ST : L’utilisation d’acteurs professionnels était beaucoup moins commune en 2000, quand nous développions la version Japonaise GBA originale du premier jeu. Pour ce titre, tous les membres de l’équipe ont enregistré toutes les répliques dont nous avions besoin, et celles qui sonnaient le mieux ont été sélectionnées pour chaque personnage. On dirait que cela faisait beaucoup de travail, mais nous n’étions que sept dans l’équipe !
Je dois avouer que j’ai utilisé mon poste privilégié de directeur pour faire influence et donner ma propre voix à Phoenix Wright. Hunter a été doublé par un graphiste qui venait juste de rejoindre la compagnie, et Von Karma était notre compositeur. Pour la version Anglaise quelques années plus tard, l’équipe de localisation a fourni les voix, même si pour être honnête, j’aurais voulu faire Phoenix en Anglais aussi !

ONM : Quel membre de l’équipe ressemble le plus au personnage qu’il double ? Nous aimons croire qu’Hideki Kamiya [Ancien employé de Capcom et directeur de Wonderful 101] est un homme mystérieux et amateur de café comme Godot.

ST : Ce n’est que mon avis, mais je suis probablement le plus proche du personnage que j’ai doublé… Quant à Kamiya, nous avons rejoint la compagnie à peu près au même moment et nos bureaux étaient côte à côte, donc depuis le second Ace Attorney il me harcelait de le laisser faire une voix, j’ai finalement cédé et lui ai offert la voix de Godot. Dans le studio d’enregistrement, je lui ai expliqué que son personnage devait être un mec au sang bouillant. Il l’a pris au mot et a décidé d’adapter le dialogue, criant « Objection, baby ! » C’était une bonne prise, mais les graphismes du jeu ne disent qu’ « Objection ! » donc nous ne pouvions pas l’utiliser.

ONM : Les suites de jeux ont tendance à ajouter des mécaniques de gameplay – plus d’armes, plus de pouvoirs, etc. Ace Attorney étant un jeu ultra-narratif, avez-vous ressenti de la pression dans le fait d’ajouter de nouvelles mécaniques dans Justice For All, comme les verrous-psyché ?

ST : J’ai toujours voulu que la trilogie originale fasse partie d’une même grande oeuvre, donc j’essayais de ne pas trop modifier le gameplay au fur et à mesure que la série continuait. Par exemple, les graphismes des personnages récurrents comme Phoenix, Maya et Hunter, sont exactement les mêmes dans les second et troisième volets que dans le premier.
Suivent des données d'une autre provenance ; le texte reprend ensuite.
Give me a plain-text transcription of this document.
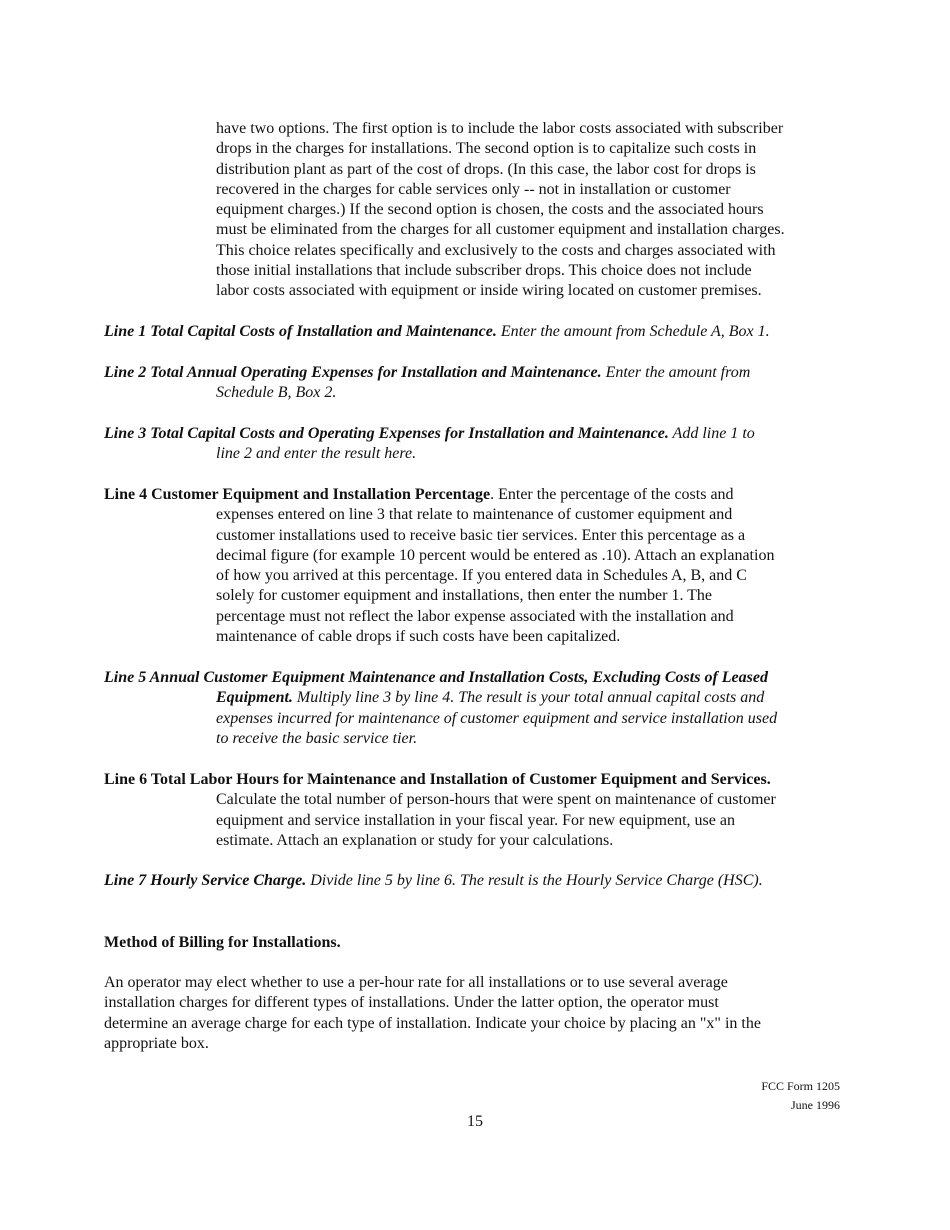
have two options. The first option is to include the labor costs associated with subscriber
drops in the charges for installations. The second option is to capitalize such costs in
distribution plant as part of the cost of drops. (In this case, the labor cost for drops is
recovered in the charges for cable services only -- not in installation or customer
equipment charges.) If the second option is chosen, the costs and the associated hours
must be eliminated from the charges for all customer equipment and installation charges.
This choice relates specifically and exclusively to the costs and charges associated with
those initial installations that include subscriber drops. This choice does not include
labor costs associated with equipment or inside wiring located on customer premises.
Line 1 Total Capital Costs of Installation and Maintenance. Enter the amount from Schedule A, Box 1.
Line 2 Total Annual Operating Expenses for Installation and Maintenance. Enter the amount from
Schedule B, Box 2.
Line 3 Total Capital Costs and Operating Expenses for Installation and Maintenance. Add line 1 to
line 2 and enter the result here.
Line 4 Customer Equipment and Installation Percentage. Enter the percentage of the costs and
expenses entered on line 3 that relate to maintenance of customer equipment and
customer installations used to receive basic tier services. Enter this percentage as a
decimal figure (for example 10 percent would be entered as .10). Attach an explanation
of how you arrived at this percentage. If you entered data in Schedules A, B, and C
solely for customer equipment and installations, then enter the number 1. The
percentage must not reflect the labor expense associated with the installation and
maintenance of cable drops if such costs have been capitalized.
Line 5 Annual Customer Equipment Maintenance and Installation Costs, Excluding Costs of Leased
Equipment. Multiply line 3 by line 4. The result is your total annual capital costs and
expenses incurred for maintenance of customer equipment and service installation used
to receive the basic service tier.
Line 6 Total Labor Hours for Maintenance and Installation of Customer Equipment and Services.
Calculate the total number of person-hours that were spent on maintenance of customer
equipment and service installation in your fiscal year. For new equipment, use an
estimate. Attach an explanation or study for your calculations.
Line 7 Hourly Service Charge. Divide line 5 by line 6. The result is the Hourly Service Charge (HSC).
Method of Billing for Installations.
An operator may elect whether to use a per-hour rate for all installations or to use several average
installation charges for different types of installations. Under the latter option, the operator must
determine an average charge for each type of installation. Indicate your choice by placing an "x" in the
appropriate box.
FCC Form 1205
June 1996
15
C’est parce que si les graphismes des personnages avaient évolué au fur et à mesure que la série avançait, le premier jeu aurait paru périmé, et je ne voulais pas que le premier jeu semble vieux en comparaison avec les autres.
J’ai ajouté les verrous-psyché au second jeu afin de rendre le gameplay général plus complet, car, après réflexion, il n’était pas encore tout à fait fini pour le premier volet, étant donnée la nature assez basique des passages d’investigation. Une fois les verrous-psyché en place, j’étais satisfait du gameplay dans son ensemble, donc je n’ai rien ajouté au troisième opus. Avoir une série de jeux qui demeure aussi consistante durant trois opus est, selon moi, quelque chose de rare.
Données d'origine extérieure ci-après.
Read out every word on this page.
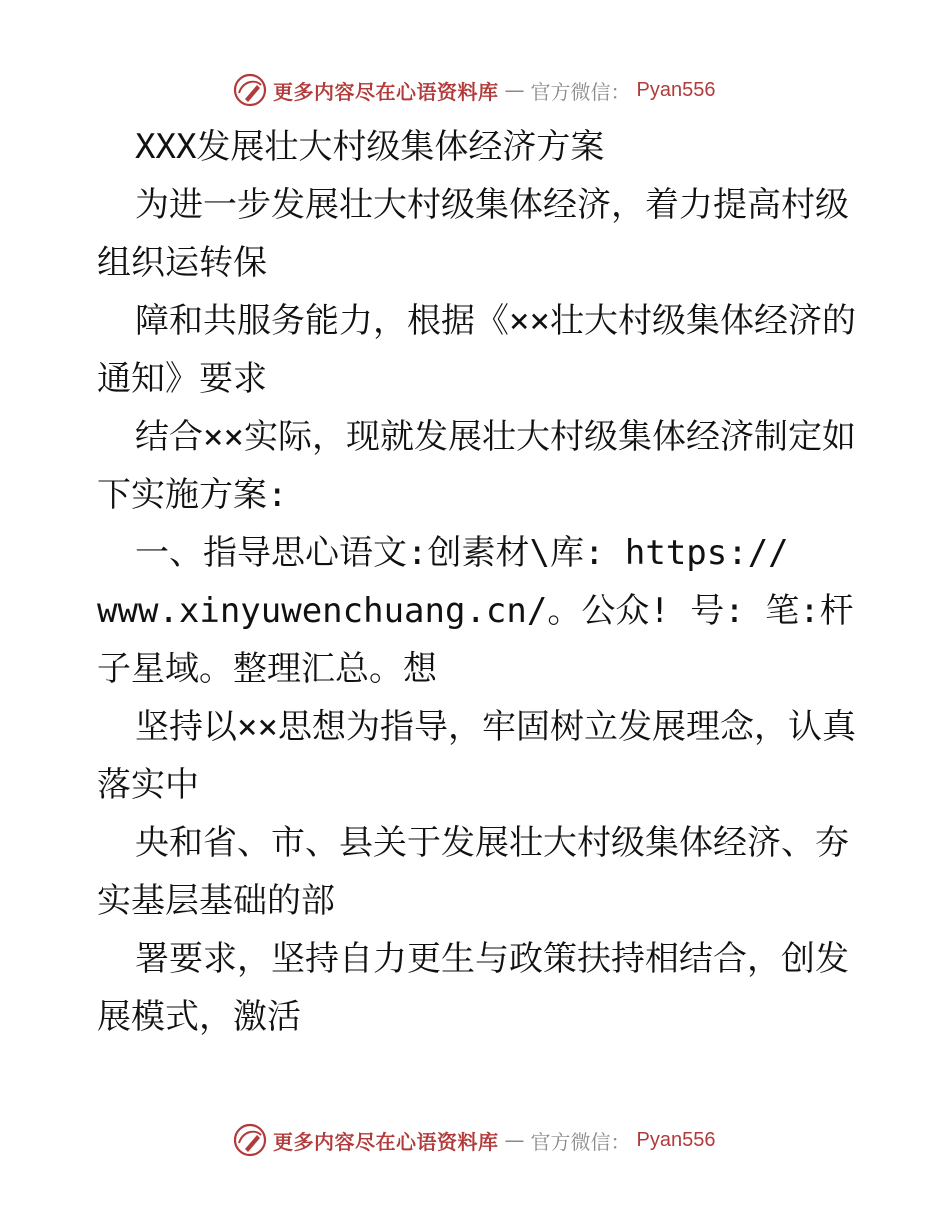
更多内容尽在心语资料库 — 官方微信： Pyan556

XXX发展壮大村级集体经济方案

为进一步发展壮大村级集体经济，着力提高村级组织运转保

障和共服务能力，根据《××壮大村级集体经济的通知》要求

结合××实际，现就发展壮大村级集体经济制定如下实施方案:

一、指导思心语文:创素材\库: https://

www.xinyuwenchuang.cn/。公众! 号: 笔:杆子星域。整理汇总。想

坚持以××思想为指导，牢固树立发展理念，认真落实中

央和省、市、县关于发展壮大村级集体经济、夯实基层基础的部

署要求，坚持自力更生与政策扶持相结合，创发展模式，激活

更多内容尽在心语资料库 — 官方微信： Pyan556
ONM : Il y a un nombre naturel de répétitions dans les jeux qui n’existent pas dans d’autres formes de narration – Devoir expliquer les règles aux nouveaux joueurs par exemple. J’adore la façon dont chaque jeu réussit à insérer un tutoriel. En tant qu’écrivain, aimez-vous vous frotter à ce défi ?

ST : Faire un tutoriel sous la forme de dialogues semble plutôt évident de nos jours, mais c’était plutôt inhabituel quand nous avons fait le premier jeu en 2000. Ce fut une partie très bien reçue du jeu, donc insérer un tutoriel, comme vous dîtes, est devenu un réel enjeu lors des jeux suivants. Dans le premier jeu, Phoenix fait son premier procès avec l’aide du juge et de son mentor, Mia Fey. Cela ne marche que lorsqu’on le voit débuter en tant qu’avocat.
Donc, pour le second jeu, Phoenix souffre d’une amnésie temporaire suite à un choc sur la tête dû à un extincteur, ce qui donne une raison aux autres personnages pour expliquer les bases à lui, et par extension au joueur. Pour le troisième jeu cependant j’étais plutôt coincé : Ç’aurait été pousser un peu trop loin les limites de la crédibilité de lui donner encore une fois une amnésie, donc au final j’ai fini par avoir l’idée d’un flashback dans lequel Mia Fey fait ses débuts en tant qu’avocate. L’idée s’est ensuite développée et les flashbacks sont devenus un enjeu majeur du jeu. Au final, ce qui devait n’être qu’un tutoriel camouflé dans la première affaire a fini par avoir un énorme retentissement sur l’ensemble de l’histoire du troisième jeu.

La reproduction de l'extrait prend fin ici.